To every rule there’s always an exception. The photo below is not square, neither is there very much context — other than a yellow railing and a column supporting some pedestrian crossing lights. I don’t think you need additional information to appreciate the image, but I can add that the girl was looking pensively across the street at Bangkok’s most famous Chinese temple. I include it here for contrast to the earlier pictures because it is a true street photograph.
Country and Urban
As well as their ages, there’s a world of difference between the images of the country girl with the toy and the city girl who is leaning on the railings. In the country, children have to create their own world of play and make believe. In the city, they are entertained with an onslaught of sights and sounds and are obliged to make sense of it all, piece by piece. The city accelerates their growing up, socialises them more quickly, and creates a craving for ever more excitement which seems unnecessary in the country.
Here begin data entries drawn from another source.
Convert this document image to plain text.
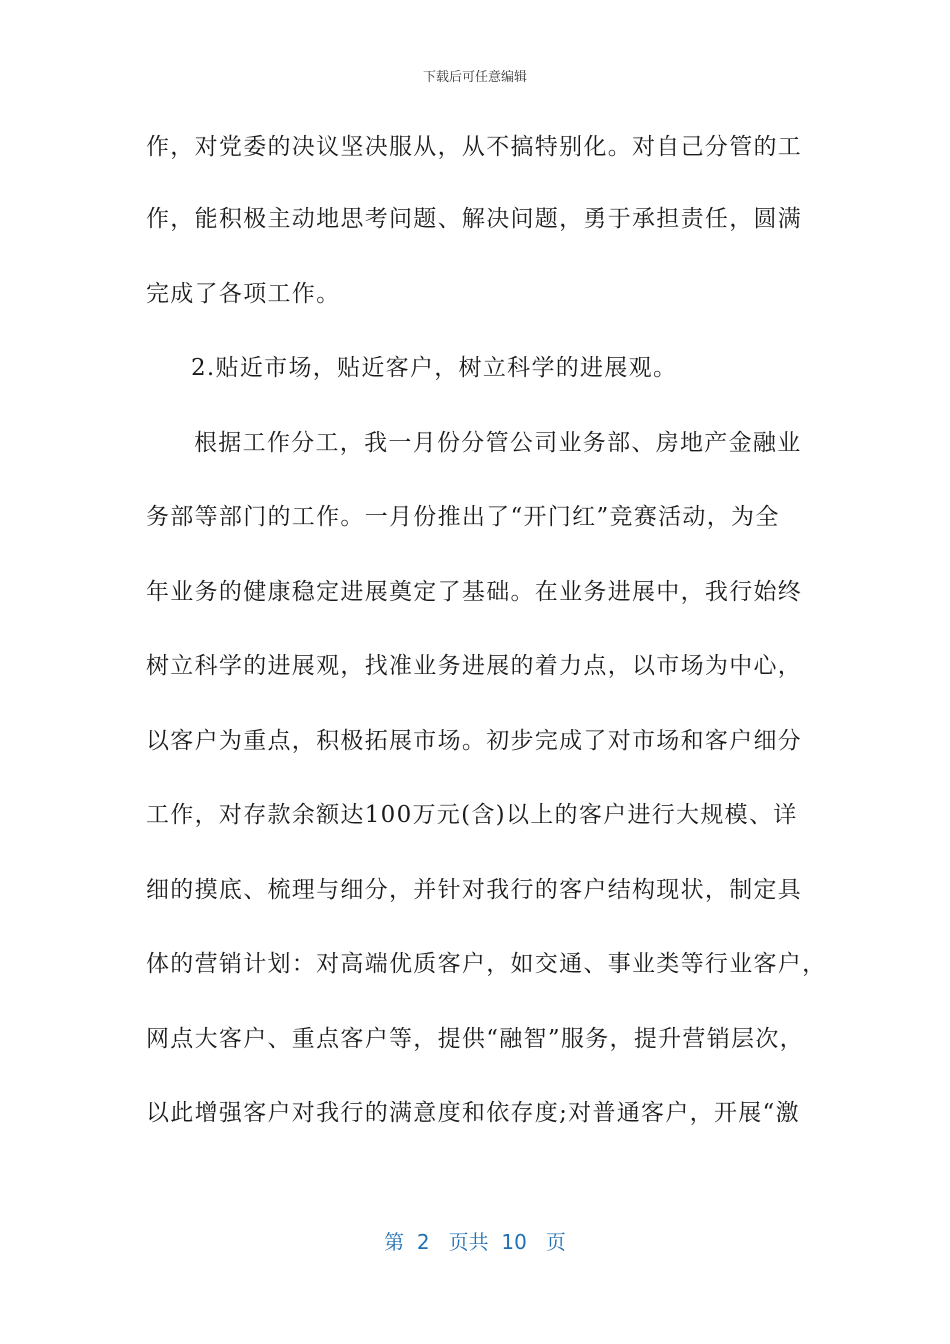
下载后可任意编辑
作，对党委的决议坚决服从，从不搞特别化。对自己分管的工
作，能积极主动地思考问题、解决问题，勇于承担责任，圆满
完成了各项工作。
2.贴近市场，贴近客户，树立科学的进展观。
根据工作分工，我一月份分管公司业务部、房地产金融业
务部等部门的工作。一月份推出了“开门红”竞赛活动，为全
年业务的健康稳定进展奠定了基础。在业务进展中，我行始终
树立科学的进展观，找准业务进展的着力点，以市场为中心，
以客户为重点，积极拓展市场。初步完成了对市场和客户细分
工作，对存款余额达100万元(含)以上的客户进行大规模、详
细的摸底、梳理与细分，并针对我行的客户结构现状，制定具
体的营销计划：对高端优质客户，如交通、事业类等行业客户，
网点大客户、重点客户等，提供“融智”服务，提升营销层次，
以此增强客户对我行的满意度和依存度;对普通客户，开展“激
第  2   页共  10   页
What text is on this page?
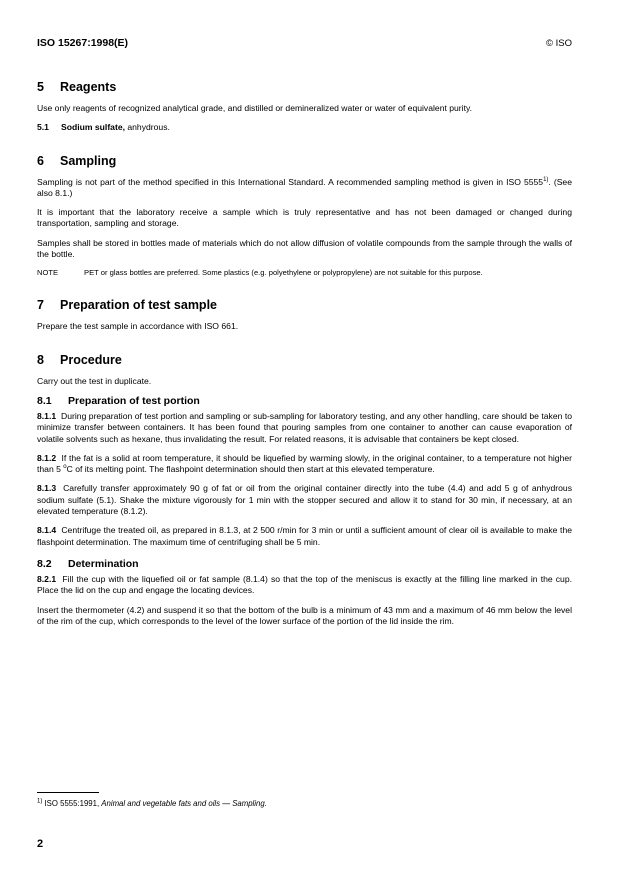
ISO 15267:1998(E)	© ISO
5 Reagents

Use only reagents of recognized analytical grade, and distilled or demineralized water or water of equivalent purity.

5.1 Sodium sulfate, anhydrous.

6 Sampling

Sampling is not part of the method specified in this International Standard. A recommended sampling method is given in ISO 5555$^{1)}$. (See also 8.1.)

It is important that the laboratory receive a sample which is truly representative and has not been damaged or changed during transportation, sampling and storage.

Samples shall be stored in bottles made of materials which do not allow diffusion of volatile compounds from the sample through the walls of the bottle.

NOTE	PET or glass bottles are preferred. Some plastics (e.g. polyethylene or polypropylene) are not suitable for this purpose.

7 Preparation of test sample

Prepare the test sample in accordance with ISO 661.

8 Procedure

Carry out the test in duplicate.

8.1 Preparation of test portion

8.1.1 During preparation of test portion and sampling or sub-sampling for laboratory testing, and any other handling, care should be taken to minimize transfer between containers. It has been found that pouring samples from one container to another can cause evaporation of volatile solvents such as hexane, thus invalidating the result. For related reasons, it is advisable that containers be kept closed.

8.1.2 If the fat is a solid at room temperature, it should be liquefied by warming slowly, in the original container, to a temperature not higher than 5 $^o$C of its melting point. The flashpoint determination should then start at this elevated temperature.

8.1.3 Carefully transfer approximately 90 g of fat or oil from the original container directly into the tube (4.4) and add 5 g of anhydrous sodium sulfate (5.1). Shake the mixture vigorously for 1 min with the stopper secured and allow it to stand for 30 min, if necessary, at an elevated temperature (8.1.2).

8.1.4 Centrifuge the treated oil, as prepared in 8.1.3, at 2 500 r/min for 3 min or until a sufficient amount of clear oil is available to make the flashpoint determination. The maximum time of centrifuging shall be 5 min.

8.2 Determination

8.2.1 Fill the cup with the liquefied oil or fat sample (8.1.4) so that the top of the meniscus is exactly at the filling line marked in the cup. Place the lid on the cup and engage the locating devices.

Insert the thermometer (4.2) and suspend it so that the bottom of the bulb is a minimum of 43 mm and a maximum of 46 mm below the level of the rim of the cup, which corresponds to the level of the lower surface of the portion of the lid inside the rim.

$^{1)}$ ISO 5555:1991, Animal and vegetable fats and oils — Sampling.
2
I don’t write as an expert on childhood development — my comments are simply based on the personal experience of growing up in an isolated part of England then helping to bring up my son in the centre of London. If you’re still not convinced of the difference, you could read Alan Paton’s 1948 novel “Cry, the Beloved Country,” which evokes the Reverend Stephen Kumalo’s first experience of the city when he visits from Ndotsheni, his remote South African village in Natal. Although an adult, he becomes childlike with wonder and incomprehension on seeing Johannesburg for the first time.
The Eyes of a Child
I doubt if it’s possible, as an adult, to see the city with the eyes of a child if you’ve already become accustomed to it. But sometimes a photograph of a child looking at the world can make us aware of the power of reality to astonish, mystify and delight — all at the same time.
The lesson is: never become too accustomed to city life, because then you’ll stop seeing it with the clarity you need as a street photographer. Yes, children look great in a square frame, but don’t cut them down to size in your estimation. To them, everything is still extraordinary.